Ketika Tito Karnavian menjadi Kapolri di era Presiden Joko Widodo, kecenderungan mengejar prestasi akademik, kerja-kerja lapangan, dan kemampuan mengelola anggota, seperti mendapatkan jalannya. Sigit tampaknya ingin melanjutkan semangat itu.
Keberanian
Aspek yang masih minim di antara para kepala polisi sampai hari ini adalah keberanian mereka bertindak tegas sebagai penegak hukum. Pengamat politik Hermawan Sulistyo yang juga peneliti di Perguruan Tinggi Ilmu Kepolisian beberapa kali mengatakan, pemimpin tertinggi Polri adalah hukum. Sebagai penegak hukum, para pemimpin polisi hanya bertanggung jawab pada hukum.

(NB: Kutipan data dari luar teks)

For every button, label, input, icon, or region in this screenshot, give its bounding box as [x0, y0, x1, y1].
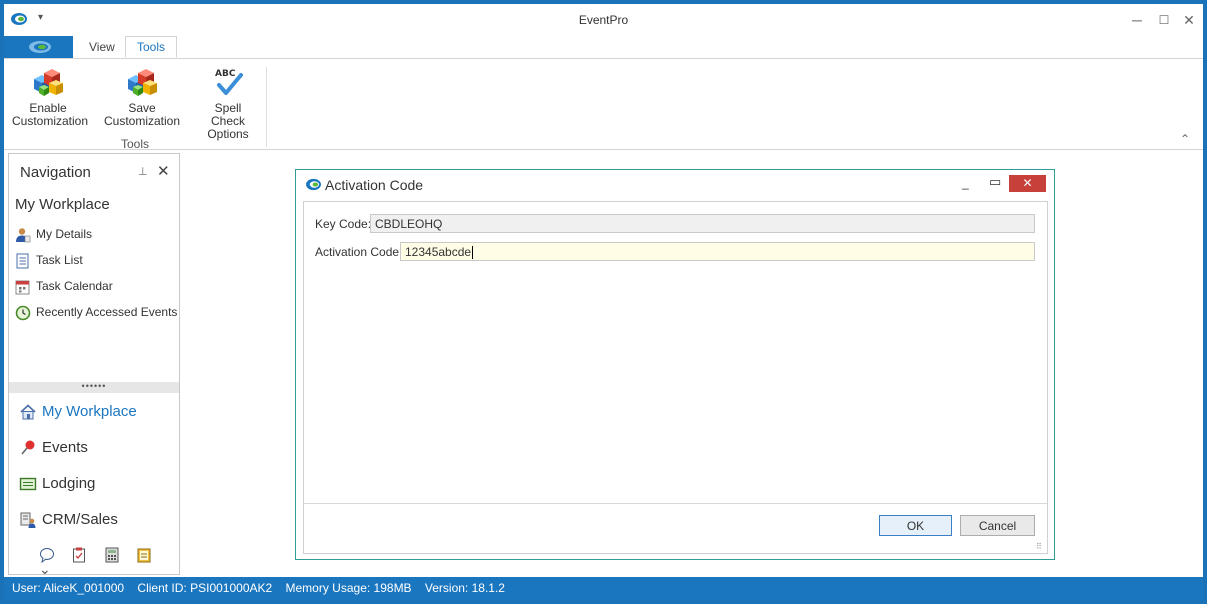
clock-icon	[15, 305, 31, 321]
nav-module-my-workplace[interactable]: My Workplace	[19, 400, 137, 424]
minimize-button[interactable]: ─	[1122, 9, 1152, 31]
dialog-logo-icon	[306, 178, 321, 191]
collapse-ribbon-icon[interactable]: ⌃	[1180, 132, 1190, 146]
file-menu-button[interactable]	[4, 36, 73, 58]
user-icon	[16, 228, 31, 243]
notes-icon[interactable]	[136, 547, 152, 563]
nav-module-toolbar: ⌄	[39, 547, 169, 576]
activation-code-dialog: Activation Code _ ▭ ✕ Key Code: CBDLEOHQ…	[295, 169, 1055, 560]
nav-section-title: My Workplace	[15, 196, 110, 213]
status-bar: User: AliceK_001000 Client ID: PSI001000…	[4, 577, 1203, 600]
nav-module-label: Events	[42, 439, 88, 456]
nav-item-label: Recently Accessed Events	[36, 305, 178, 319]
tab-tools[interactable]: Tools	[125, 36, 178, 58]
clipboard-check-icon[interactable]	[71, 547, 87, 563]
pin-icon[interactable]: ⊥	[138, 165, 148, 178]
pushpin-icon	[21, 440, 35, 455]
title-bar: ▾ EventPro ─ ☐ ✕	[4, 4, 1203, 36]
dialog-close-button[interactable]: ✕	[1009, 175, 1046, 192]
nav-module-label: Lodging	[42, 475, 96, 492]
abc-icon-text: ABC	[215, 69, 236, 79]
ok-button[interactable]: OK	[879, 515, 952, 536]
nav-module-label: My Workplace	[42, 403, 137, 420]
file-logo-icon	[29, 41, 51, 53]
nav-item-label: My Details	[36, 227, 93, 241]
save-customization-button[interactable]: Save Customization	[92, 65, 192, 128]
home-icon	[20, 404, 36, 420]
activation-code-label: Activation Code:	[315, 245, 403, 259]
enable-customization-button[interactable]: Enable Customization	[12, 65, 89, 128]
spell-check-options-button[interactable]: ABC Spell Check Options	[198, 65, 258, 141]
navigation-title: Navigation	[20, 164, 91, 181]
activation-code-input[interactable]: 12345abcde	[400, 242, 1035, 261]
status-version: Version: 18.1.2	[424, 581, 505, 595]
app-window: ▾ EventPro ─ ☐ ✕ View Tools Enable Custo…	[4, 4, 1203, 600]
calendar-icon	[15, 280, 30, 295]
nav-module-lodging[interactable]: Lodging	[19, 472, 95, 496]
status-user: User: AliceK_001000	[12, 581, 125, 595]
task-list-icon	[16, 253, 29, 269]
dialog-maximize-button[interactable]: ▭	[989, 174, 1001, 190]
dialog-footer-separator	[304, 503, 1047, 504]
cancel-button[interactable]: Cancel	[960, 515, 1035, 536]
ribbon-group-separator	[266, 67, 267, 147]
close-button[interactable]: ✕	[1174, 9, 1203, 31]
text-cursor	[472, 246, 474, 260]
nav-item-label: Task List	[36, 253, 83, 267]
dialog-minimize-button[interactable]: _	[962, 176, 969, 190]
ribbon-group-label: Tools	[120, 137, 149, 151]
enable-customization-label-2: Customization	[12, 114, 89, 128]
crm-icon	[20, 512, 36, 529]
key-code-label: Key Code:	[315, 217, 372, 231]
nav-module-label: CRM/Sales	[42, 511, 118, 528]
save-customization-label: Save Customization	[103, 101, 181, 128]
nav-splitter[interactable]: ••••••	[9, 382, 179, 393]
nav-item-recent-events[interactable]: Recently Accessed Events	[15, 302, 177, 322]
calculator-icon[interactable]	[104, 547, 120, 563]
key-code-field[interactable]: CBDLEOHQ	[370, 214, 1035, 233]
status-memory: Memory Usage: 198MB	[285, 581, 412, 595]
spell-check-label-1: Spell Check	[210, 101, 245, 128]
tab-view[interactable]: View	[78, 37, 126, 58]
cubes-icon	[125, 65, 159, 99]
navigation-pane: Navigation ⊥ ✕ My Workplace My Details T…	[8, 153, 180, 576]
nav-item-task-list[interactable]: Task List	[15, 250, 83, 270]
nav-module-crm-sales[interactable]: CRM/Sales	[19, 508, 118, 532]
close-nav-icon[interactable]: ✕	[157, 162, 170, 180]
ribbon-tab-row	[4, 36, 1203, 59]
activation-code-value: 12345abcde	[405, 245, 472, 259]
status-client-id: Client ID: PSI001000AK2	[137, 581, 273, 595]
nav-item-my-details[interactable]: My Details	[15, 224, 92, 244]
nav-module-events[interactable]: Events	[19, 436, 88, 460]
resize-grip-icon[interactable]: ⠿	[1036, 542, 1042, 551]
dialog-body: Key Code: CBDLEOHQ Activation Code: 1234…	[303, 201, 1048, 554]
abc-check-icon: ABC	[211, 65, 245, 99]
cubes-icon	[31, 65, 65, 99]
lodging-icon	[19, 477, 37, 491]
window-title: EventPro	[578, 13, 629, 27]
ribbon-panel: Enable Customization Save Customization …	[4, 59, 1203, 151]
dialog-title: Activation Code	[325, 177, 424, 193]
nav-item-task-calendar[interactable]: Task Calendar	[15, 276, 113, 296]
nav-item-label: Task Calendar	[36, 279, 113, 293]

Meski demikian, hukum juga mengatur, Kapolri dipilih dan diberhentikan oleh presiden. Oleh karena itu, keberanian institusi Polri dan para kepala polisi bergantung pada sepak terjang dan keberanian seorang presiden menghadapi rimba belantara politik di Indonesia.
Di tingkat Polda dan Polres, para kapolda dan kapolres masih harus ”berhitung” dengan para kepala daerah dalam penegakan hukum. Tak jarang terjadi, mereka menjadi pasif menegakkan hukum demi menghindari gesekan atau konflik dengan para kepala daerah.
Di era kepemimpinan Presiden Joko Widodo, Polri telah diberi ruang lebih luas mengembangkan kepemimpinan para kepala kepolisian dengan dasar kompetensi akademik, kinerja dan prestasi lapangan, serta pola mengelola para anggotanya. Hal ini kurang dirasakan di era kepemimpinan presiden RI lainnya. Bahkan di satu masa, Polri hanya dibiarkan menjadi ”penonton” merebaknya radikalisme, aksi intoleransi, serta aksi kekerasan kelompok kelompok yang bersandar pada elite tertentu.
Kini, Sigit sebagai Kapolri perlu cepat menyebarluaskan keberaniannya ke lingkungan jajarannya dan membuat keberanian para kepala kepolisian menjadi tradisi baru dalam membangun institusi Polri. Berani konsisten memprioritaskan kegiatan kepolmasan berbasis teknologi informasi. Keberanian mengantar institusi Polri menjadi institusi yang mandiri, berkompetensi tinggi, dan tanggap pada kebutuhan masyarakat akan rasa aman.